The psychology of spending
You’ve set a goal to get rid of your credit card debt. Now let’s understand why you ran up that debt in the first place – and how you might prevent that from happening again.
If you’re always running up credit card and other debt, you’re spending too much – by definition.
As Charles Dickens’s character Mr Micawber said, ‘Annual income twenty pounds, annual expenditure nineteen [pounds] nineteen [shillings] and six [pence], result happiness. Annual income twenty pounds, annual expenditure twenty pounds ought and six, result misery.’
Why do you do it? Because you want stuff and experiences. They make you feel happy at the time.
Think about it, though. Once the new jacket has been in your wardrobe for a few months, or the memory of the meal has faded, you’re often no happier than before you spent that money. You bought a short-term glow with long-term gloom.

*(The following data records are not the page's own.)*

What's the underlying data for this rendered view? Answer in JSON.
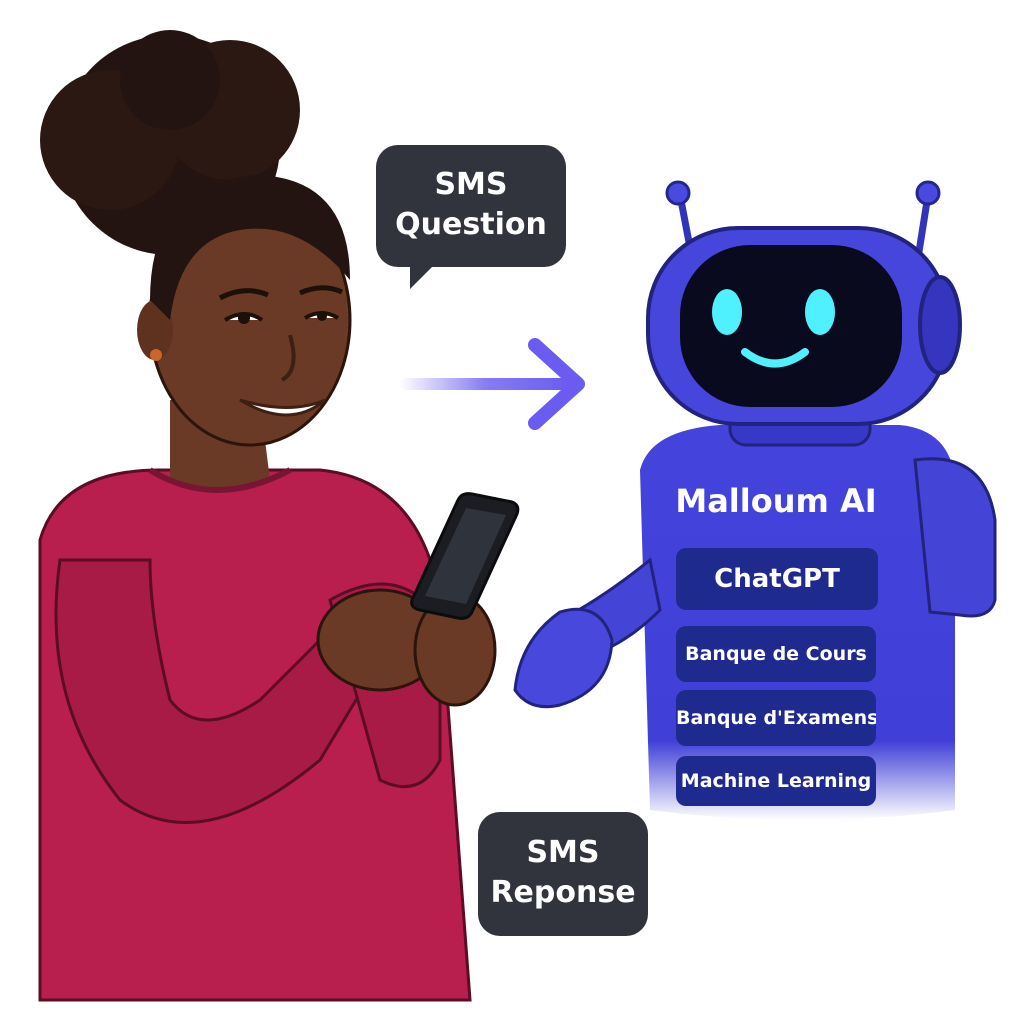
{
  "bubbles": {
    "question": [
      "SMS",
      "Question"
    ],
    "reponse": [
      "SMS",
      "Reponse"
    ]
  },
  "robot": {
    "title": "Malloum AI",
    "modules": [
      "ChatGPT",
      "Banque de Cours",
      "Banque d'Examens",
      "Machine Learning"
    ]
  },
  "icons": {
    "arrow": "arrow-right-icon",
    "phone": "smartphone-icon"
  },
  "colors": {
    "bubble": "#31343c",
    "robot_body": "#3f3fd6",
    "robot_panel": "#1f2a8f",
    "robot_eyes": "#4ff0ff",
    "arrow": "#6a5cf0",
    "shirt": "#b81e4e",
    "skin": "#6b3a26"
  }
}
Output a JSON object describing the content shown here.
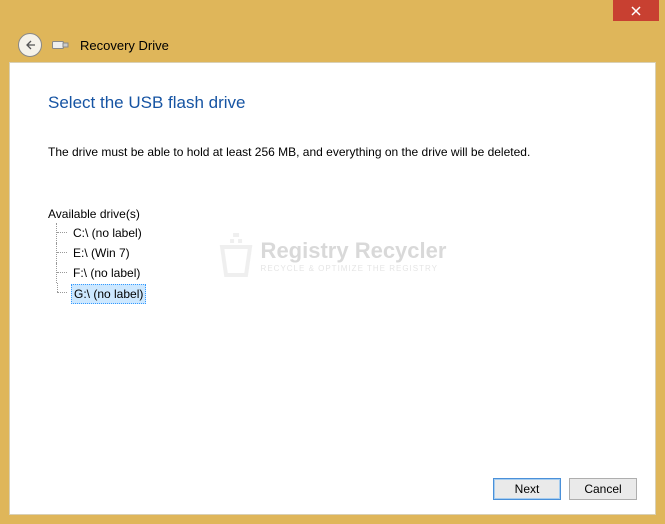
{
  "window": {
    "title": "Recovery Drive"
  },
  "page": {
    "heading": "Select the USB flash drive",
    "instruction": "The drive must be able to hold at least 256 MB, and everything on the drive will be deleted."
  },
  "drives": {
    "label": "Available drive(s)",
    "items": [
      {
        "label": "C:\\ (no label)",
        "selected": false
      },
      {
        "label": "E:\\ (Win 7)",
        "selected": false
      },
      {
        "label": "F:\\ (no label)",
        "selected": false
      },
      {
        "label": "G:\\ (no label)",
        "selected": true
      }
    ]
  },
  "buttons": {
    "next": "Next",
    "cancel": "Cancel"
  },
  "watermark": {
    "title": "Registry Recycler",
    "subtitle": "Recycle & Optimize The Registry"
  }
}
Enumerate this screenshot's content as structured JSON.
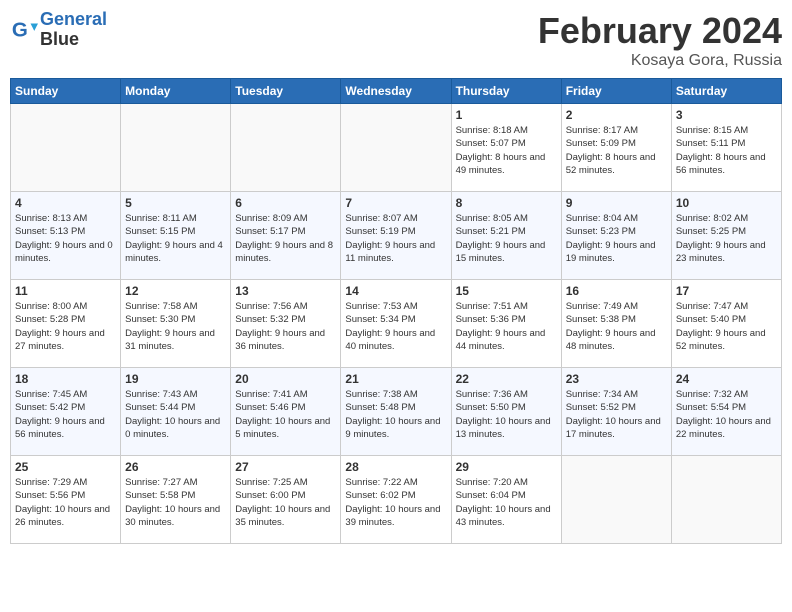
{
  "logo": {
    "line1": "General",
    "line2": "Blue"
  },
  "title": "February 2024",
  "location": "Kosaya Gora, Russia",
  "days_of_week": [
    "Sunday",
    "Monday",
    "Tuesday",
    "Wednesday",
    "Thursday",
    "Friday",
    "Saturday"
  ],
  "weeks": [
    [
      {
        "num": "",
        "sunrise": "",
        "sunset": "",
        "daylight": ""
      },
      {
        "num": "",
        "sunrise": "",
        "sunset": "",
        "daylight": ""
      },
      {
        "num": "",
        "sunrise": "",
        "sunset": "",
        "daylight": ""
      },
      {
        "num": "",
        "sunrise": "",
        "sunset": "",
        "daylight": ""
      },
      {
        "num": "1",
        "sunrise": "8:18 AM",
        "sunset": "5:07 PM",
        "daylight": "8 hours and 49 minutes."
      },
      {
        "num": "2",
        "sunrise": "8:17 AM",
        "sunset": "5:09 PM",
        "daylight": "8 hours and 52 minutes."
      },
      {
        "num": "3",
        "sunrise": "8:15 AM",
        "sunset": "5:11 PM",
        "daylight": "8 hours and 56 minutes."
      }
    ],
    [
      {
        "num": "4",
        "sunrise": "8:13 AM",
        "sunset": "5:13 PM",
        "daylight": "9 hours and 0 minutes."
      },
      {
        "num": "5",
        "sunrise": "8:11 AM",
        "sunset": "5:15 PM",
        "daylight": "9 hours and 4 minutes."
      },
      {
        "num": "6",
        "sunrise": "8:09 AM",
        "sunset": "5:17 PM",
        "daylight": "9 hours and 8 minutes."
      },
      {
        "num": "7",
        "sunrise": "8:07 AM",
        "sunset": "5:19 PM",
        "daylight": "9 hours and 11 minutes."
      },
      {
        "num": "8",
        "sunrise": "8:05 AM",
        "sunset": "5:21 PM",
        "daylight": "9 hours and 15 minutes."
      },
      {
        "num": "9",
        "sunrise": "8:04 AM",
        "sunset": "5:23 PM",
        "daylight": "9 hours and 19 minutes."
      },
      {
        "num": "10",
        "sunrise": "8:02 AM",
        "sunset": "5:25 PM",
        "daylight": "9 hours and 23 minutes."
      }
    ],
    [
      {
        "num": "11",
        "sunrise": "8:00 AM",
        "sunset": "5:28 PM",
        "daylight": "9 hours and 27 minutes."
      },
      {
        "num": "12",
        "sunrise": "7:58 AM",
        "sunset": "5:30 PM",
        "daylight": "9 hours and 31 minutes."
      },
      {
        "num": "13",
        "sunrise": "7:56 AM",
        "sunset": "5:32 PM",
        "daylight": "9 hours and 36 minutes."
      },
      {
        "num": "14",
        "sunrise": "7:53 AM",
        "sunset": "5:34 PM",
        "daylight": "9 hours and 40 minutes."
      },
      {
        "num": "15",
        "sunrise": "7:51 AM",
        "sunset": "5:36 PM",
        "daylight": "9 hours and 44 minutes."
      },
      {
        "num": "16",
        "sunrise": "7:49 AM",
        "sunset": "5:38 PM",
        "daylight": "9 hours and 48 minutes."
      },
      {
        "num": "17",
        "sunrise": "7:47 AM",
        "sunset": "5:40 PM",
        "daylight": "9 hours and 52 minutes."
      }
    ],
    [
      {
        "num": "18",
        "sunrise": "7:45 AM",
        "sunset": "5:42 PM",
        "daylight": "9 hours and 56 minutes."
      },
      {
        "num": "19",
        "sunrise": "7:43 AM",
        "sunset": "5:44 PM",
        "daylight": "10 hours and 0 minutes."
      },
      {
        "num": "20",
        "sunrise": "7:41 AM",
        "sunset": "5:46 PM",
        "daylight": "10 hours and 5 minutes."
      },
      {
        "num": "21",
        "sunrise": "7:38 AM",
        "sunset": "5:48 PM",
        "daylight": "10 hours and 9 minutes."
      },
      {
        "num": "22",
        "sunrise": "7:36 AM",
        "sunset": "5:50 PM",
        "daylight": "10 hours and 13 minutes."
      },
      {
        "num": "23",
        "sunrise": "7:34 AM",
        "sunset": "5:52 PM",
        "daylight": "10 hours and 17 minutes."
      },
      {
        "num": "24",
        "sunrise": "7:32 AM",
        "sunset": "5:54 PM",
        "daylight": "10 hours and 22 minutes."
      }
    ],
    [
      {
        "num": "25",
        "sunrise": "7:29 AM",
        "sunset": "5:56 PM",
        "daylight": "10 hours and 26 minutes."
      },
      {
        "num": "26",
        "sunrise": "7:27 AM",
        "sunset": "5:58 PM",
        "daylight": "10 hours and 30 minutes."
      },
      {
        "num": "27",
        "sunrise": "7:25 AM",
        "sunset": "6:00 PM",
        "daylight": "10 hours and 35 minutes."
      },
      {
        "num": "28",
        "sunrise": "7:22 AM",
        "sunset": "6:02 PM",
        "daylight": "10 hours and 39 minutes."
      },
      {
        "num": "29",
        "sunrise": "7:20 AM",
        "sunset": "6:04 PM",
        "daylight": "10 hours and 43 minutes."
      },
      {
        "num": "",
        "sunrise": "",
        "sunset": "",
        "daylight": ""
      },
      {
        "num": "",
        "sunrise": "",
        "sunset": "",
        "daylight": ""
      }
    ]
  ]
}
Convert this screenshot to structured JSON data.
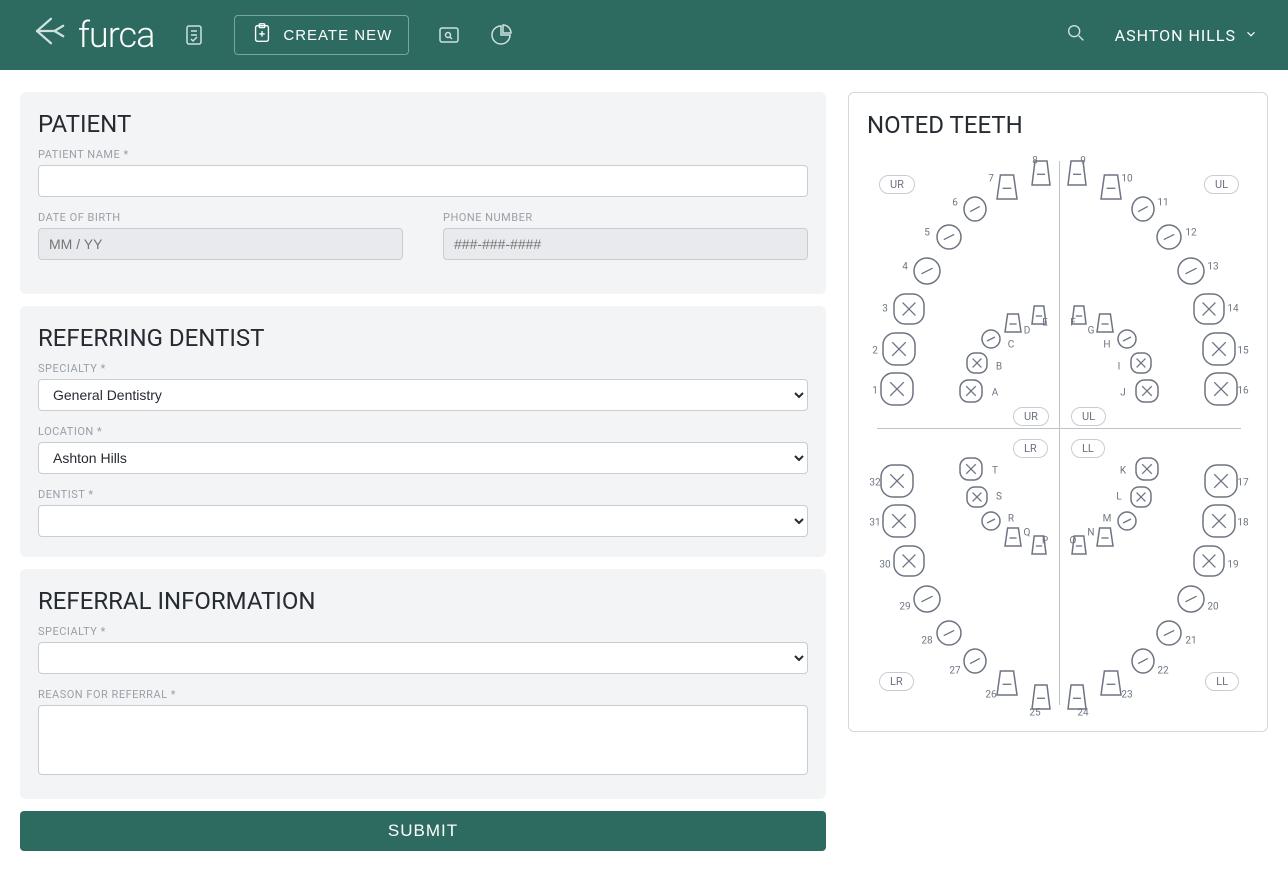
{
  "header": {
    "logo_text": "furca",
    "create_new_label": "CREATE NEW",
    "user_name": "ASHTON HILLS"
  },
  "patient_section": {
    "heading": "PATIENT",
    "name_label": "PATIENT NAME *",
    "dob_label": "DATE OF BIRTH",
    "dob_placeholder": "MM / YY",
    "phone_label": "PHONE NUMBER",
    "phone_placeholder": "###-###-####"
  },
  "referring_section": {
    "heading": "REFERRING DENTIST",
    "specialty_label": "SPECIALTY *",
    "specialty_value": "General Dentistry",
    "location_label": "LOCATION *",
    "location_value": "Ashton Hills",
    "dentist_label": "DENTIST *",
    "dentist_value": ""
  },
  "referral_info_section": {
    "heading": "REFERRAL INFORMATION",
    "specialty_label": "SPECIALTY *",
    "specialty_value": "",
    "reason_label": "REASON FOR REFERRAL *",
    "reason_value": ""
  },
  "submit_label": "SUBMIT",
  "teeth_section": {
    "heading": "NOTED TEETH",
    "quadrants": {
      "ur": "UR",
      "ul": "UL",
      "lr": "LR",
      "ll": "LL"
    },
    "upper_teeth": [
      "1",
      "2",
      "3",
      "4",
      "5",
      "6",
      "7",
      "8",
      "9",
      "10",
      "11",
      "12",
      "13",
      "14",
      "15",
      "16"
    ],
    "upper_primary": [
      "A",
      "B",
      "C",
      "D",
      "E",
      "F",
      "G",
      "H",
      "I",
      "J"
    ],
    "lower_teeth": [
      "17",
      "18",
      "19",
      "20",
      "21",
      "22",
      "23",
      "24",
      "25",
      "26",
      "27",
      "28",
      "29",
      "30",
      "31",
      "32"
    ],
    "lower_primary": [
      "K",
      "L",
      "M",
      "N",
      "O",
      "P",
      "Q",
      "R",
      "S",
      "T"
    ]
  }
}
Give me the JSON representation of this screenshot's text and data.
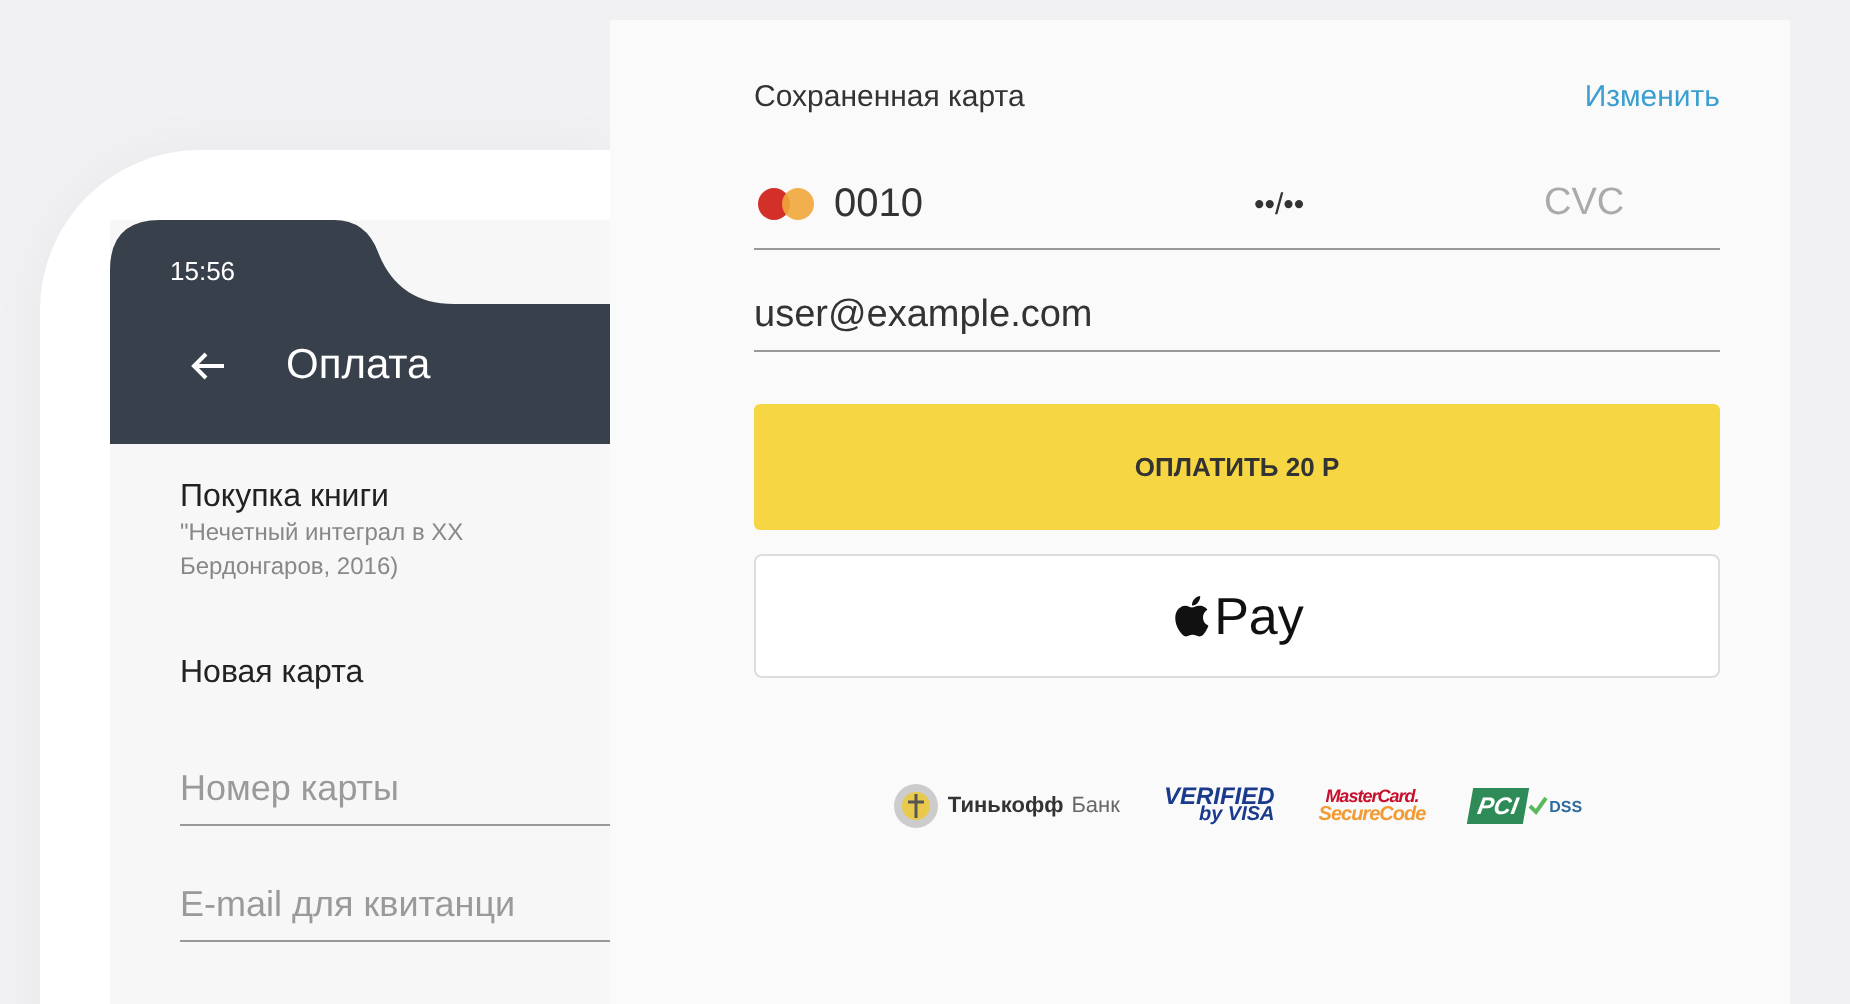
{
  "phone": {
    "status_time": "15:56",
    "title": "Оплата",
    "purchase_title": "Покупка книги",
    "purchase_detail": [
      "\"Нечетный интеграл в XX",
      "Бердонгаров, 2016)"
    ],
    "new_card_label": "Новая карта",
    "fields": [
      {
        "placeholder": "Номер карты"
      },
      {
        "placeholder": "E-mail для квитанци"
      }
    ]
  },
  "payment": {
    "saved_card_label": "Сохраненная карта",
    "change_link": "Изменить",
    "card": {
      "number": "0010",
      "expiry": "••/••",
      "cvc_placeholder": "CVC"
    },
    "email": "user@example.com",
    "pay_button": "ОПЛАТИТЬ 20 Р",
    "apple_pay_button": "Pay",
    "logos": [
      {
        "kind": "tinkoff",
        "texts": [
          "Тинькофф",
          "Банк"
        ]
      },
      {
        "kind": "visa",
        "texts": [
          "VERIFIED",
          "by VISA"
        ]
      },
      {
        "kind": "mastercard",
        "texts": [
          "MasterCard.",
          "SecureCode"
        ]
      },
      {
        "kind": "pci",
        "texts": [
          "PCI",
          "DSS"
        ]
      }
    ]
  }
}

I’m not saying that applies to every purchase. We can all look back on certain holidays or concerts with great pleasure, or point to items in our homes that we’ve loved for years. But those are the standouts. So much of what we buy just becomes the new ordinary.
Next time you buy a treat, note in your diary to assess a month later – and a year later – if the purchase has made you happier.
Another reason you might spend more money than you have is to keep up appearances. Your friends have certain clothes, cars, holidays, whatever. You don’t want to look like the poor relation. But think about it. Do your friends care if you don’t ‘meet the standards’? If yes, how genuine is the friendship?
Some of the professional people written about in the fascinating book The Millionaire Next Door, by Thomas J. Stanley and William D. Danko, had put themselves under huge stress to look good. It’s a pretty stupid way to live your life.
Back in 2008, the Families Commission said in its Beyond Reasonable Debt report that a person is more likely to get into debt if they:
- feel they are not in control of their own life and actions
- base their aspirations on comparison with others
- have poor self-control and a tendency to be impulsive
I doubt if that has changed.
I spend about um ...
Here’s a trick. Write down estimates of how much you spend in different categories. They might include: food, clothes, transport, housing, entertainment and so on. Then keep track of your actual spending for a month or two. Where there’s a big difference between the estimate and the actual spending, that suggests where you could cut back.
Warning: You might learn something you don’t like! An Australian study found that most people estimated their spending on transport and rent fairly accurately. But they spent more than they thought on clothes, considerably more on booze, and way more on gambling. Funny that.
The Christmas trap
Christmas – and the holiday that often follows – mean credit card spending often gets out of control.
A 2017 survey found that 15% of New Zealanders have more than 11 people on their Christmas list to shop for. And about 27% (more often women) said they planned to spend over $200 per child on presents. Meanwhile 15% (more often men) were spending more than $200 on their partners.
In sum, 17% expected their total household spend on Christmas to be more than $1,000 – on food, travel, presents and decorations.
It’s hardly surprising that late credit card payments reach their peak in January, February and March each year.
Ask yourself: Do you really enjoy buying, giving and receiving, or is the family gathering more important? Are children happier with more presents but stressed parents?
Other ways to do it:
- Draw names out of hat and each person gives to just that family member whose name they have drawn.
- Set a low dollar limit for presents.
- Give to the kids only, and teens get $20 each.
- Switch to giving presents for birthdays only. Make a bigger deal of each person’s birthday.
- Family members all put money into a charity.
Free up time and energy to concentrate on good (but not necessarily expensive) food, and the family having a fun time together.